“‘You Will Never Succeed, They Said” — What Happened After I Refused to Give Up Shocked Everyone in the Village

They said it openly, without shame. At the shopping center in Kanyadhiang’ Village, Siaya County, men laughed as I passed. Women whispered behind their lesos. Even children repeated the words they heard at home: “That one will never succeed.” My name is Otieno, the last-born in a poor family of five, raised by a widowed mother, Mama Achieng’, in a mud house with a leaking roof. Every morning, I walked past the same people who mocked me, carrying a torn notebook and big dreams that nobody believed in.
Life was hard. After finishing secondary school, I failed to join college because we had no money. I tried small jobs—burning charcoal, carrying stones at construction sites, selling vegetables by the roadside—but nothing lasted. Each failure added fuel to the village gossip. Jared, my childhood friend, stopped greeting me. Uncle Onyango told my mother to stop “wasting prayers” on a hopeless child.
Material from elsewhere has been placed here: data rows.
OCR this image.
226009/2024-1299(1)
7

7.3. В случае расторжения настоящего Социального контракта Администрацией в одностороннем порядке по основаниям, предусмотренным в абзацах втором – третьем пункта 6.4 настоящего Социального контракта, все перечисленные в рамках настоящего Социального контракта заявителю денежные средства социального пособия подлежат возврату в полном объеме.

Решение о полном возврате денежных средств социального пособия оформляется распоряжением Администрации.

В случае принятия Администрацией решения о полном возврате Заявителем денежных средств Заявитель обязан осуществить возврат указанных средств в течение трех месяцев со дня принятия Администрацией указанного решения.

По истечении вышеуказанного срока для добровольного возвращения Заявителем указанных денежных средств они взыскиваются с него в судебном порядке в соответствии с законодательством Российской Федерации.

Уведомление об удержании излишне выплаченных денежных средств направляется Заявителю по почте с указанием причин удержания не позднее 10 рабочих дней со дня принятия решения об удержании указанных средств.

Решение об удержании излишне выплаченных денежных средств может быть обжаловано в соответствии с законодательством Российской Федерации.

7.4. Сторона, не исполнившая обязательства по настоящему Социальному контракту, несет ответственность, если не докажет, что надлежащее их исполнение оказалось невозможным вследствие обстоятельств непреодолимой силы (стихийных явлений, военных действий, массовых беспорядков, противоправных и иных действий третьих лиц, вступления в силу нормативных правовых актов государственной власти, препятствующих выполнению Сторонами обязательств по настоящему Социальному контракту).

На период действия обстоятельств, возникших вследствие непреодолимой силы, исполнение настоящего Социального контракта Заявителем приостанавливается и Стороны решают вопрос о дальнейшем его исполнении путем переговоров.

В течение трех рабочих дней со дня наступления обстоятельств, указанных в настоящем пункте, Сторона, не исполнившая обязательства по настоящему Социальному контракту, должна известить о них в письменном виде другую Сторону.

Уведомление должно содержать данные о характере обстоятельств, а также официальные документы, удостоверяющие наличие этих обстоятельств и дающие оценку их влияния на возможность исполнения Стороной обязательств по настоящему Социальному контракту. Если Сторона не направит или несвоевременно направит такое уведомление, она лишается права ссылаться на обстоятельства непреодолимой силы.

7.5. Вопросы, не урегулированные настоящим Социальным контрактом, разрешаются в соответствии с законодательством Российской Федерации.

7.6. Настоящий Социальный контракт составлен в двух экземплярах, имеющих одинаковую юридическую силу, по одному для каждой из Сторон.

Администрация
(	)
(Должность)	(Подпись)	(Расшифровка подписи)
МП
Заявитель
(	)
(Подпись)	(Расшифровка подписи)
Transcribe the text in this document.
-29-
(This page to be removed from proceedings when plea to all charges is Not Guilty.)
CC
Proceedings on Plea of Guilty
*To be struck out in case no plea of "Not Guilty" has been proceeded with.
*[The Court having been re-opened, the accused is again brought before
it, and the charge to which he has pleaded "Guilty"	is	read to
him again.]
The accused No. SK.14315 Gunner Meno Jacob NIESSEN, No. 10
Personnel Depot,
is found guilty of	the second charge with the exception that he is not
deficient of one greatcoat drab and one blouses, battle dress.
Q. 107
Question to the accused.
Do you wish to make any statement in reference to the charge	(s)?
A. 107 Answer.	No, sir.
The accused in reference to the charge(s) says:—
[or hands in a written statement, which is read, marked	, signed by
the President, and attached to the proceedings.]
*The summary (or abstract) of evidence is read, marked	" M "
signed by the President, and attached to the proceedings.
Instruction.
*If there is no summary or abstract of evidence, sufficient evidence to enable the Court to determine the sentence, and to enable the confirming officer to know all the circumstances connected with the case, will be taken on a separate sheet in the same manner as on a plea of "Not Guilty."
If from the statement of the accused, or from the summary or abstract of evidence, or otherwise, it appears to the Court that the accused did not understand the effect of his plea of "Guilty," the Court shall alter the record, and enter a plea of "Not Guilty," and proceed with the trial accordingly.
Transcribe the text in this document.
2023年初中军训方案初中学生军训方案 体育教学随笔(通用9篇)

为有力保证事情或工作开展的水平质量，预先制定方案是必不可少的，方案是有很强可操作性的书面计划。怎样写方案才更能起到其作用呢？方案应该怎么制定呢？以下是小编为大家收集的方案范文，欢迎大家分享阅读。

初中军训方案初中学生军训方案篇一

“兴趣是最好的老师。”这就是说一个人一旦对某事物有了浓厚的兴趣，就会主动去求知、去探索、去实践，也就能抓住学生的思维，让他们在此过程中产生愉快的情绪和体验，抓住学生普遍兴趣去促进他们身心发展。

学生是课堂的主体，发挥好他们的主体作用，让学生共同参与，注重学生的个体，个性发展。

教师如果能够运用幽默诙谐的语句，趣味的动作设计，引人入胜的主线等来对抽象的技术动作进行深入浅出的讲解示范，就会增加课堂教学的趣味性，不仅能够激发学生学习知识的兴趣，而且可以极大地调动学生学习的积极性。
Even my girlfriend Atieno left, saying she wanted a man “with direction.” At night, I lay awake listening to the wind hit our iron sheets, wondering if the village was right.
One evening, after a particularly bad day when I was chased from a construction site for asking to be paid my balance, I sat outside our house and cried like a child. My mother sat next to me, silent for a long time. Then she said, “My son, not everyone who laughs today will laugh tomorrow.” Her words stayed with me, but the weight in my heart did not lift. I felt blocked—like no matter how hard I tried, something invisible was holding me back.